En los últimos años, la pasión por Andrea Camilleri, Petros Márkaris o Donna Leon ha sustituido a la fascinación de nuestros mayores por Leonardo Sciascia, D. Hammett o Highsmith. Por no hablar de clásicos como Chandler y los obligados Agatha Christie, Simenon y Conan Doyle, que hicieron de sus protagonistas los héroes de la inducción-deducción darwinista, sosiego de lectores bajo la España oscurantista y fanática nacional-católica. La contradicción se nos ofrece en bandeja, ya que podemos preguntarnos qué hay de especial en adentrarse en barrios marginales, dinero negro, chantajes, prostitución, drogas y demás lindezas para un lector que está en contra de la sociedad autoritaria y además desconfía de la justicia y el aparato represor-policial.
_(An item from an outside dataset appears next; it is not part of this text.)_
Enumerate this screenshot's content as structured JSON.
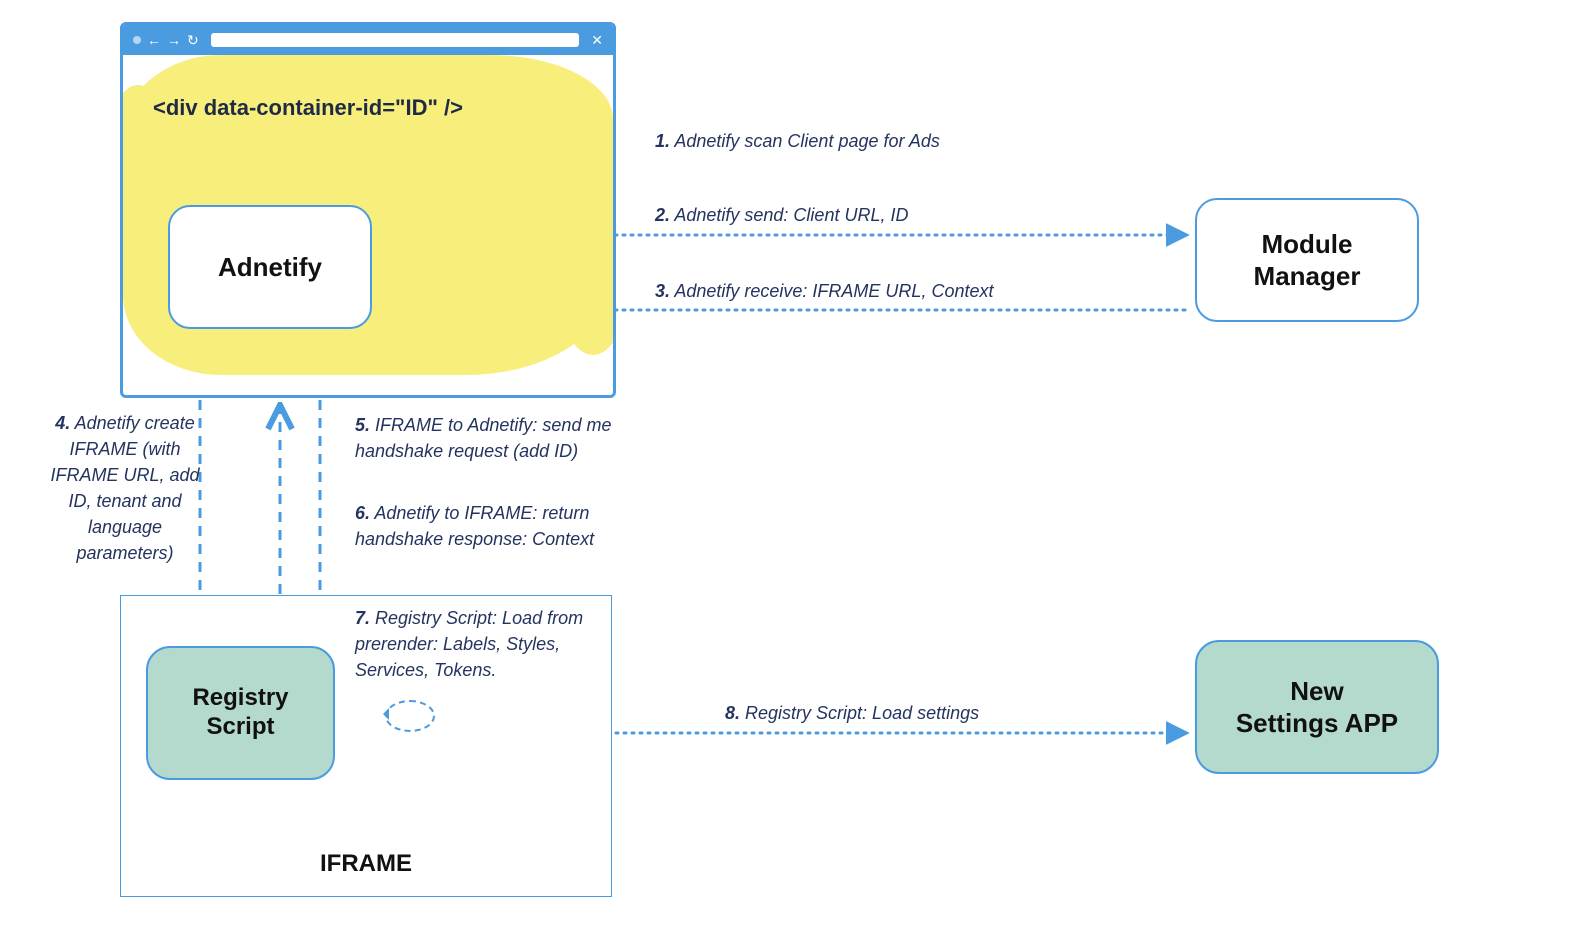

El sitio de honor de varios de estos autores en nuestra particular y personal cosmogonía libertaria se debe sobre todo los temas tratados: la novela negra se centra en la denuncia social. Al entorno del hecho cruento se desarrolla el trasfondo de la marginalidad, y sobre todo de la desigualdad, porque la novela negra se convierte en algunos autores en una forma de narrar lo inexplicable en tiempos de censura y dictadura. La novela se convierte en algo más que la narración de un crimen intrascendente hecho con mayor o menor acierto: es un crisol donde se recogen las biografías de personas que se mueven en un ambiente real y cercano a nosotros, disfrazadas de personajes de ficción. Y aquí reside la grandeza de este tipo de narraciones: acercarnos a estas otras realidades, mostrarlas en su crudeza, evidenciar aquello complejo que no aparece en los grandes medios de comunicación o que aparece descrito como marginalidad o caso aislado.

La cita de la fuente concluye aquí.